L'école académique ne renonce pas. Il nous a été donné de voir, en France, l'un de ses virtuoses les plus éblouissants : Mikhaïl Barychnikov, un transfuge du Kirov. Il s'élance sans effort apparent, bat l'entrechat dix ou douze comme le faisait Nijinski, semble un instant suspendu dans l'air, comme arraché à la pesanteur, puis retombe légèrement et enchaîne des pirouettes avec une rectitude et une rapidité incroyables. Il est difficile d'imaginer qu'un danseur puisse ainsi discipliner son corps.

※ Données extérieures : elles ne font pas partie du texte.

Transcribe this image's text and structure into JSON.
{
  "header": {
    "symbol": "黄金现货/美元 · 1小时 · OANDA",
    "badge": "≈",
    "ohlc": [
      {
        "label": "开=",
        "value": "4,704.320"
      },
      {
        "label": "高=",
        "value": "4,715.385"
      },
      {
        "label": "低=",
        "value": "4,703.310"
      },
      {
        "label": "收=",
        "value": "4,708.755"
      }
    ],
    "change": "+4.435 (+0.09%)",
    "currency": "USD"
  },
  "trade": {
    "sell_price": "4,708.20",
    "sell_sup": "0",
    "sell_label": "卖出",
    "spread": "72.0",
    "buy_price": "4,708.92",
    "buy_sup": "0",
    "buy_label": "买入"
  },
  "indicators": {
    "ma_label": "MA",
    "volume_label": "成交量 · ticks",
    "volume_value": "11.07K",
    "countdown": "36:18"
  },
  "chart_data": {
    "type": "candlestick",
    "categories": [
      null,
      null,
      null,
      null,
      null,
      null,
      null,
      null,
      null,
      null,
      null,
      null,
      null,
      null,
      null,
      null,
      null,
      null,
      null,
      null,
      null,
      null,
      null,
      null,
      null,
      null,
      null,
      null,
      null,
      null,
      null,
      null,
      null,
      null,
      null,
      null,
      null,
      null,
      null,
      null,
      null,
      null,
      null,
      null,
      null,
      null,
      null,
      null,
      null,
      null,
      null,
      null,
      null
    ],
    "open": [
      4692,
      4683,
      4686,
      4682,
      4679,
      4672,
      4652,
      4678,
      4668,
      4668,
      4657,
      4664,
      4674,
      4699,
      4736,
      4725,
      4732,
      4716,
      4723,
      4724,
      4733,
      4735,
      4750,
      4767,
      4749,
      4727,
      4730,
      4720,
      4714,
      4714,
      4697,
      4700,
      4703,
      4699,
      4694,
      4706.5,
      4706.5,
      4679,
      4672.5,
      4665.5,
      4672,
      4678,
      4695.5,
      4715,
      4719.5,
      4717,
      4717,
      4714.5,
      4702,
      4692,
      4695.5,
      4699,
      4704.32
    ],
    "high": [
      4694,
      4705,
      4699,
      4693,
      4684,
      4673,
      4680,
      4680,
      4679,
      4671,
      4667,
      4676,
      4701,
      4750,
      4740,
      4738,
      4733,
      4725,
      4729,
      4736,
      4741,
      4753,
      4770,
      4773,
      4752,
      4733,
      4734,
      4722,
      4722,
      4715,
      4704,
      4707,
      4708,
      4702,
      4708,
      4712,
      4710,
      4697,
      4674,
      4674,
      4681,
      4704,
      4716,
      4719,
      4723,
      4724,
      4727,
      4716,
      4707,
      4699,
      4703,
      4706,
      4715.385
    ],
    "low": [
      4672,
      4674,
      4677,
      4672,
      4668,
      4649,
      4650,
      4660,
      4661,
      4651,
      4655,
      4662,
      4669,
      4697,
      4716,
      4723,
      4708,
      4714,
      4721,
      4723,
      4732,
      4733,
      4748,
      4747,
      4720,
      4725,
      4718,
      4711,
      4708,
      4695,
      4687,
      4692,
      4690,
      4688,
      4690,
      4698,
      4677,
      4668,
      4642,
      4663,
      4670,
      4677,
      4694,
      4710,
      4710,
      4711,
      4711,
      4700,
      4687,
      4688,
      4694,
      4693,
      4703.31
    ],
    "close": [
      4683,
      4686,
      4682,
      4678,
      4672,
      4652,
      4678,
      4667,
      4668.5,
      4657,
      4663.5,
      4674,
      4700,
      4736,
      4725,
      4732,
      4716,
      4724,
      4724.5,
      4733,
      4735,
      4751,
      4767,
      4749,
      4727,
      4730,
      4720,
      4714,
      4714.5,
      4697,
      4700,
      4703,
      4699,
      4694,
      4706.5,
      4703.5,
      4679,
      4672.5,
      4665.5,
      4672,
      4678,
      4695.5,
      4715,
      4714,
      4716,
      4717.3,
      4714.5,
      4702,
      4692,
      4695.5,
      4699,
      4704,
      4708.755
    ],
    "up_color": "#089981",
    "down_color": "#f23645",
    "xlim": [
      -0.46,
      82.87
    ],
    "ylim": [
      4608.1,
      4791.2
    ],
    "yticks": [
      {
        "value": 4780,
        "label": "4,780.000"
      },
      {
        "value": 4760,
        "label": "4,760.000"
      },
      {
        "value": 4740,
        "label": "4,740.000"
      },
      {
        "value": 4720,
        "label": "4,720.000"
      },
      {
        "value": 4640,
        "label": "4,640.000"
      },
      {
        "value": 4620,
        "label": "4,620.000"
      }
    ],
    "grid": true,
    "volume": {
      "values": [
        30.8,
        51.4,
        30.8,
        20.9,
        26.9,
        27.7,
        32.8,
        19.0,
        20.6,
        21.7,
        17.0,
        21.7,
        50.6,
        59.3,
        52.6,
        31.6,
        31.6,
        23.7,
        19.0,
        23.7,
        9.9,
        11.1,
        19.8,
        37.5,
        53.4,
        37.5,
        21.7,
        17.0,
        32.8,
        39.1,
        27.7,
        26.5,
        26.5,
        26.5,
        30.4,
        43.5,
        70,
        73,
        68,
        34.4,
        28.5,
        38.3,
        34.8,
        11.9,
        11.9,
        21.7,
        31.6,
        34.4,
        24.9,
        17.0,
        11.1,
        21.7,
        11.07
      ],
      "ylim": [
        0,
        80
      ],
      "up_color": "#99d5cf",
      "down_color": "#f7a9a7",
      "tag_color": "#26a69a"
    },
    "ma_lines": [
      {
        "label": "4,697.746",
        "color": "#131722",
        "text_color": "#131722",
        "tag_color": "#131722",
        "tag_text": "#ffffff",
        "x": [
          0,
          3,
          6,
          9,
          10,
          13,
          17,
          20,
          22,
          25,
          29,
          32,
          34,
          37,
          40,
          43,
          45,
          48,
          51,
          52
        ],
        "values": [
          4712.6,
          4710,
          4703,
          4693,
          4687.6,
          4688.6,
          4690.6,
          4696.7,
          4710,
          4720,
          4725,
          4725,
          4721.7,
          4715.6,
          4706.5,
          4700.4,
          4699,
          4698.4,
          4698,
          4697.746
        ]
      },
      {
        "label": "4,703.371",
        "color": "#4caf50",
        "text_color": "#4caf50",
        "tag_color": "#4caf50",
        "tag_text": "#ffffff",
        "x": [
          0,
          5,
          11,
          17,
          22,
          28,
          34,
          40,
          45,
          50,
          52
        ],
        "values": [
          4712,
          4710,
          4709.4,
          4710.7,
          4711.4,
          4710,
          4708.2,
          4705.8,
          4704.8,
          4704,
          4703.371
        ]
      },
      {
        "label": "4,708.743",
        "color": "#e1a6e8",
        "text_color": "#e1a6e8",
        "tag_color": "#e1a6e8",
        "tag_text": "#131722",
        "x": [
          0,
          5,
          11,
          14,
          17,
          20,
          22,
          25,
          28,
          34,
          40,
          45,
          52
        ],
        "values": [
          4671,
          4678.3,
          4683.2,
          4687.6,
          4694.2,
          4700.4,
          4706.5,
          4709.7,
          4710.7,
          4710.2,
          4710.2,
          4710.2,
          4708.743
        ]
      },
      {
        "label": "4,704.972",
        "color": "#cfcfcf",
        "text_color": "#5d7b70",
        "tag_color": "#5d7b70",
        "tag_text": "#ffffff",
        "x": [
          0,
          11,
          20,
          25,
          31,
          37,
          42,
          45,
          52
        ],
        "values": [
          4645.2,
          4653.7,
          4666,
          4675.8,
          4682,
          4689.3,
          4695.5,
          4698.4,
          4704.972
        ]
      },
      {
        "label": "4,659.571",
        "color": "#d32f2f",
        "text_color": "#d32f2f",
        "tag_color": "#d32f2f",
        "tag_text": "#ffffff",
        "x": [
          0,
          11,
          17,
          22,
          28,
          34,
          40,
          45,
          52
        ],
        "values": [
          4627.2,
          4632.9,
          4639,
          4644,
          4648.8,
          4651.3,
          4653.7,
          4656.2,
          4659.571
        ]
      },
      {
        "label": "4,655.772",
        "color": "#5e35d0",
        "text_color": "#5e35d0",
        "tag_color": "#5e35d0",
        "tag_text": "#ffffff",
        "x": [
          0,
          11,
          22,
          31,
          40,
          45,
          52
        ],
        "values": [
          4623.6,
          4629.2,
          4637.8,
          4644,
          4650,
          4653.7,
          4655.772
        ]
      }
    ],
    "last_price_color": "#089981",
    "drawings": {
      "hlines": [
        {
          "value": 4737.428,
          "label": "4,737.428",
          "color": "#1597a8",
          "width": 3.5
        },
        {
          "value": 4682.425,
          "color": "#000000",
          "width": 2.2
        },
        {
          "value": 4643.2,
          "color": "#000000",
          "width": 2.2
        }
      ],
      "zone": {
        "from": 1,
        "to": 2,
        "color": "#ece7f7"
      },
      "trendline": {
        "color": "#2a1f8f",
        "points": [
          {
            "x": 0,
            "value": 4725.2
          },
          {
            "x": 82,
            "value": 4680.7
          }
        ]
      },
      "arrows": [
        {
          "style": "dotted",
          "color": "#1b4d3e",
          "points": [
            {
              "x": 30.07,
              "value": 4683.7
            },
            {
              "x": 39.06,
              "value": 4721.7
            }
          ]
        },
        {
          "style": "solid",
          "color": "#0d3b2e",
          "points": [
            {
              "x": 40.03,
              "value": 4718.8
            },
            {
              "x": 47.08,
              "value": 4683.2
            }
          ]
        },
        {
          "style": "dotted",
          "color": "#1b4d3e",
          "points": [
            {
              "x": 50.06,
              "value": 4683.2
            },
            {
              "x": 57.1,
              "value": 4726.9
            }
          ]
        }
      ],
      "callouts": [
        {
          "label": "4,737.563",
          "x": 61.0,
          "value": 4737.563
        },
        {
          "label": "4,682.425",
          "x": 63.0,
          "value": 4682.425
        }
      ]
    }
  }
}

Un autre célèbre évadé du Kirov, Rudolf Noureev, tente sa reconversion. On l'avait vu naguère tâter de la danse contemporaine avec Auréole, de Paul Taylor, et La pavane du maure, de José Limon, sans être parfaitement convaincant. Il revient à l'académisme en présentant, comme imprésario et vedette à la fois, une version du vieux ballet de Petipa, La belle au bois dormant. Il transpose cette féerie puérile en un ballet de music-hall : le génie est dans les panières. Des débauches de costumes, des panaches de plumes, des évolutions de plus d'une centaine de danseurs et danseuses fournis par le Royal Festival Ballet de Londres. Tout cela ne vaut pas les quelques minutes de spectacle où Noureev redevient lui-même, le prince tartare, félin, inquiétant, dont les cabrioles, les tours en l'air ont une grâce véritablement souveraine.

L'Opéra n'a guère montré de créativité. Des reprises, toujours des reprises. Balanchine est venu y monter quelques-uns des ballets qu'il avait créés à New York pour célébrer le centenaire de Ravel. Œuvres savantes et un peu froides comme le Tombeau de Couperin, qui prétend transposer les anciennes danses de cour, Sonatine, un bel exercice de solfégisation, Tzigane, dont l'exotisme assez convenu exige de ses interprètes des qualités hors du commun. La seconde troupe, la troupe Favart, issue de l'Opéra-Comique, a remonté, sans qu'on en ait vu la nécessité, Jeux de cartes, de Janine Charrat, qui parut, dans l'immédiat après-guerre, une remarquable tentative pour délivrer la danse de ses poncifs (elle semble maintenant bien timide), et un Concerto de Skibine, raffiné mais sans vigueur.